I don’t often pay attention to American State of the Union addresses by any president, let alone this one, but since the Leafs were busy losing another hockey game and I was unmotivated to do much else, I sort of paid attention to what the guy was saying.
I was struck, in a positive way, by his frank and open admission that the United States is addicted to oil, and that it had to end its reliance on petroleum, since that fuel comes from mostly unstable parts of the world and is getting scarce and expensive.
Then he went on to outline a plan that increases research funding for cleaner fuels and hybrid and hydrogen-powered cars. I was impressed. Those would, indeed, be wonderful steps, and who better to lead the charge than the self-styled light of progress, the United States of America? Then he changed topics and went on to discuss other things: wars, the economy, health care.
Hold on! This is America, that uses 50% of the worlds energy! Creates most of the greenhouse emissions! And all he’s got to say is that clean fuels might be good?
You have to understand that I am in possession of a bit of an environmental mind. So, I went through my house, and counted the number of light bulbs. Not wattage. Just the actual number of bulbs. 16 in the basement. 31 on the main floor. 21 upstairs. 6 outside. That’s a lot of bulbs! 74, to be precise. And my house is a small one!
Let us pretend that I am very good at only having lights on in the rooms where I am, and turn them off when I leave. I am going to guess that on average, one fifth of the light bulbs in my house are on all day. That’s fifteen bulbs. Lets further assume that I use 60 watt lightbulbs, in an effort to conserve energy. Thats 900 watts of lightbulb in my house on average! 21.6 kilowatt hours per day. Jeeze.
We’re just talking lights here. Almost a 21.6 kilowatt hours of lights in the house of a mildly concerned individual. No mention of televisions, washers, dryers, kitchen appliances, computers, or anything else. And I was being pretty generous with myself. I probably leave more lights than that on.

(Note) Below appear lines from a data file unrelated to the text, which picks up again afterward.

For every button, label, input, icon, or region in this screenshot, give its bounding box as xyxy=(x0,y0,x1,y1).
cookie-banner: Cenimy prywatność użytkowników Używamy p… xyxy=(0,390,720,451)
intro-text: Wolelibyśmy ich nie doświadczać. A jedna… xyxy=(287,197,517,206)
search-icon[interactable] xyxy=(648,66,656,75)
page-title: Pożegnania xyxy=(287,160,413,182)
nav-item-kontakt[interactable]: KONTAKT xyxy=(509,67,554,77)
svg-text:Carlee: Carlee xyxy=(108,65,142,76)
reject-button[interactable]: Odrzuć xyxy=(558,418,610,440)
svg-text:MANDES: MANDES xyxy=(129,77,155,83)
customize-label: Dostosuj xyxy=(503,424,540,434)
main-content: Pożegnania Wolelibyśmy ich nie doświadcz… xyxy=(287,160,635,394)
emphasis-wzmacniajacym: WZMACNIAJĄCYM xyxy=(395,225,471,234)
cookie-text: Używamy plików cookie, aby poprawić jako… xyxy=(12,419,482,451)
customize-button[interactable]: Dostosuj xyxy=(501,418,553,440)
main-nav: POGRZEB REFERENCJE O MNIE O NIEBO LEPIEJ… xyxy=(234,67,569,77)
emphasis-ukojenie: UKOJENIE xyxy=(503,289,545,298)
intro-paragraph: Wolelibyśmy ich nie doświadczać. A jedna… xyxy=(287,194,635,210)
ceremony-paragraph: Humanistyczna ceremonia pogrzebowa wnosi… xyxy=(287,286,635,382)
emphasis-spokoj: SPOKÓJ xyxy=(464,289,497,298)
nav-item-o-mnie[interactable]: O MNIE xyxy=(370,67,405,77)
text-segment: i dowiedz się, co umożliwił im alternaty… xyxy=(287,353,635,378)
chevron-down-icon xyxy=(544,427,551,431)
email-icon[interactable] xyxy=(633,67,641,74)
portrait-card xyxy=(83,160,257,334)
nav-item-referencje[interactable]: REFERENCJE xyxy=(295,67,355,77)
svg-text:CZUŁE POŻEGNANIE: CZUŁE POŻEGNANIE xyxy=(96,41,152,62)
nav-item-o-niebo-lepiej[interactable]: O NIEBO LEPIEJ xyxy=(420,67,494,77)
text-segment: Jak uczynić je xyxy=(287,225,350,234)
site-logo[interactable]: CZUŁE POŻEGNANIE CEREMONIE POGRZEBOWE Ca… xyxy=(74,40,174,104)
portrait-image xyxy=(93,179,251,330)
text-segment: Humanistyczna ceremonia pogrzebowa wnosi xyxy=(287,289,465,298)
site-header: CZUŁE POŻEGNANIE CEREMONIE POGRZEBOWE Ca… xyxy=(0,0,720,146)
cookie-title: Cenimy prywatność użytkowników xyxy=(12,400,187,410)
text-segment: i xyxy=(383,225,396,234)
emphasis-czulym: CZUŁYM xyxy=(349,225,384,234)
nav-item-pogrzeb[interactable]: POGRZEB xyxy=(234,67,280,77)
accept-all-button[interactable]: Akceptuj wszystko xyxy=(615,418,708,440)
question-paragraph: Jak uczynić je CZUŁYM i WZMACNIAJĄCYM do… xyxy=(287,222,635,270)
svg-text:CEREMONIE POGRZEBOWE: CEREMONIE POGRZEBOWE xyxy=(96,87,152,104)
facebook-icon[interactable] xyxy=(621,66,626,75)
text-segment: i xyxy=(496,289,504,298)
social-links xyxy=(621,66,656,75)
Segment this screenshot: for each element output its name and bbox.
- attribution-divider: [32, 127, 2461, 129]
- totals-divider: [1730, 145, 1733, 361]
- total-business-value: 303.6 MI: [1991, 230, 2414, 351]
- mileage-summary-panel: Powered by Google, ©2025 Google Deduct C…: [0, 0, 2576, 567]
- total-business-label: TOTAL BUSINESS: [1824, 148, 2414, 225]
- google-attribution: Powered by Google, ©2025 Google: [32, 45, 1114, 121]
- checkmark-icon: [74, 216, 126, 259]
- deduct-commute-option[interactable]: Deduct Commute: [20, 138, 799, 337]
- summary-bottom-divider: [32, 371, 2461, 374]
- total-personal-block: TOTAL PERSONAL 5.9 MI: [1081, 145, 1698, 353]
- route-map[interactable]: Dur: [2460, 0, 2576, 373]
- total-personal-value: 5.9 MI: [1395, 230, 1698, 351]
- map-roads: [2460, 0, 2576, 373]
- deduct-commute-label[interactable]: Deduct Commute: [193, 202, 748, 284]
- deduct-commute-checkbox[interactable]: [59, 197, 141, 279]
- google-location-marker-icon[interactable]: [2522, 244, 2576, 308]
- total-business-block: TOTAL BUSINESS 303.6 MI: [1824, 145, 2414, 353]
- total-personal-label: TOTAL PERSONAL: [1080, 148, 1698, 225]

I’m not going to dig further, but I think its obvious that clean energy is only half the battle here. If even half the battle. We need clean houses. Efficiency. There’s no way in hell a single house should be using 21.6 kilowatt hours per day in JUST LIGHTS. I’m at work for a 1/3 of the day and asleep for another 1/4!
Efficiency in use, not just production. If we can reduce the amount of energy we use by 50%, do we not automatically reduce the need to produce energy, and therefore greenhouse gasses, by a similar factor?
My numbers may be in error. I do not claim to be an expert on such things, but even I can see that hydrogen powered cars alone will not be enough to solve North America’s energy addiction.